L'ORGANIZZAZIONE Il complesso di costruzioni diroccate è su una collina da cui si vede una bella fetta di Campidano. Ogni famiglia ne ha preso una. Ninuz è sposato e ha due figli. Poi c'è lo zio, Stefan, anche lui sposato e con due bambini piccoli. Gli uomini vivono di elemosina e quando va bene, non sempre, riescono a lavorare alla giornata in qualche cantiere. In nero. Le donne rimangono nella baraccopoli insieme ai bambini. Uno di loro ha meno di tre anni e una malattia che non gli fa muovere le braccia. «Va tutti i giorni a Selargius, per fare una terapia».
Nella favela i bagni non esistono: «Andiamo nei campi». Si cucina con fornelli di fortuna, attaccati alle bombole di gas. Nessun frigorifero, nessun tavolo. Ci si siede su vecchie poltrone rotte e sedili di automobile smontati e poggiati per terra. Da queste parti il lusso è una doccia. Ninuz, Nello e Stefan ne hanno costruito una dentro a un edificio che assomiglia a una vecchia stalla. Hanno messo sul tetto un bidone azzurro, collegato a un tubo chiuso da un rubinetto: «Bisogna riempire la riserva. In un'ora l'acqua si scalda, almeno adesso che è estate».

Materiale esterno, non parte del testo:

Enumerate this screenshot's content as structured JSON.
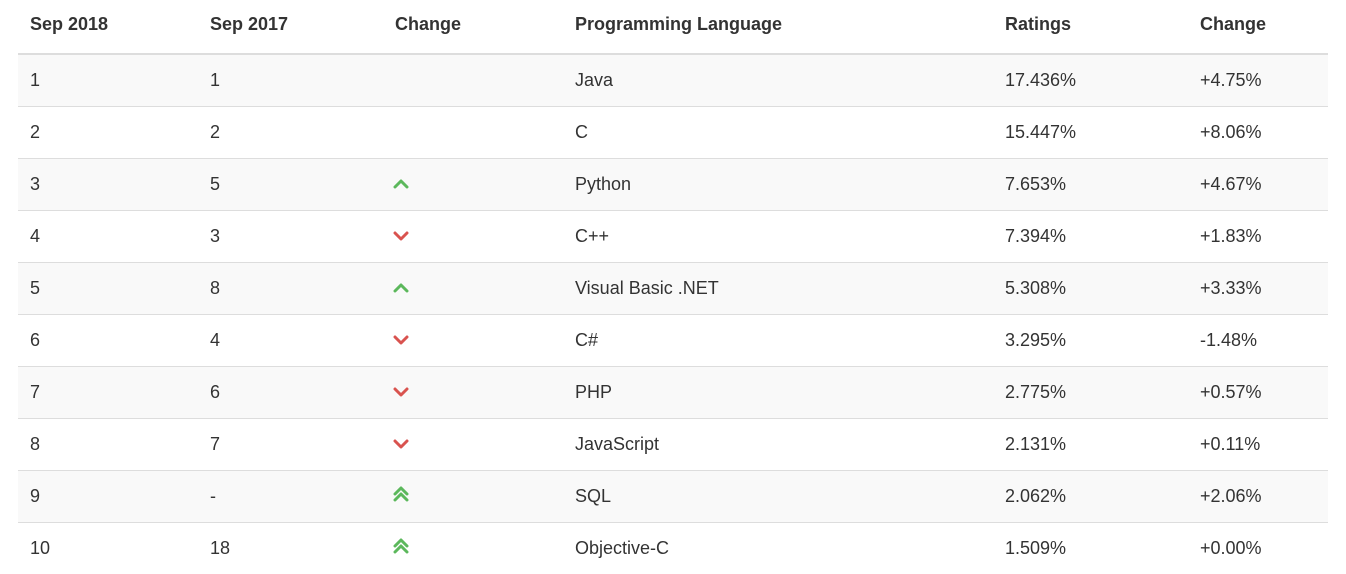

I CONTROLLI Due giorni fa nel campo sono arrivate un paio di Volanti: normali controlli. L'area è privata, nessuno ha denunciato l'occupazione abusiva, dunque le forze dell'ordine non possono far molto in questa situazione. Nel Comitato provinciale per l'ordine pubblico non se n'è mai parlato. Eppure, tirando le somme, si tratta di venti persone, tra cui molti bambini e ragazzini minorenni, che vivono in condizioni che hanno poco a che vedere con l'umanità.
I SERVIZI SOCIALI L'assessore alle Politiche sociali Anselmo Piras chiarisce: «È un campo non autorizzato, non possiamo dare assistenza. Spetta ai vigili urbani verificare se ci siano delle irregolarità, noi interverremo in caso di sgombero, se qualcuno ha bisogno di aiuto». Ma per ora sembra che nessuno abbia chiesto la liberazione dell'area che i romeni dicono di aver occupato nove mesi fa. Il comandante del corpo di polizia municipale Mario Delogu infatti spiega: «Si tratta di un'area privata. Ci risulta che ci sia un contenzioso tra il proprietario del terreno e il conduttore del fondo, che era stato condannato a svolgere dei lavori di bonifica. Ma quelli sono edifici privati, noi senza una denuncia non possiamo far nulla».
Dalla baraccopoli Ninuz chiede aiuto: «Viviamo solo di elemosine, non siamo delinquenti. Abbiamo bisogno di vestiti. Dateci una mano, vi prego».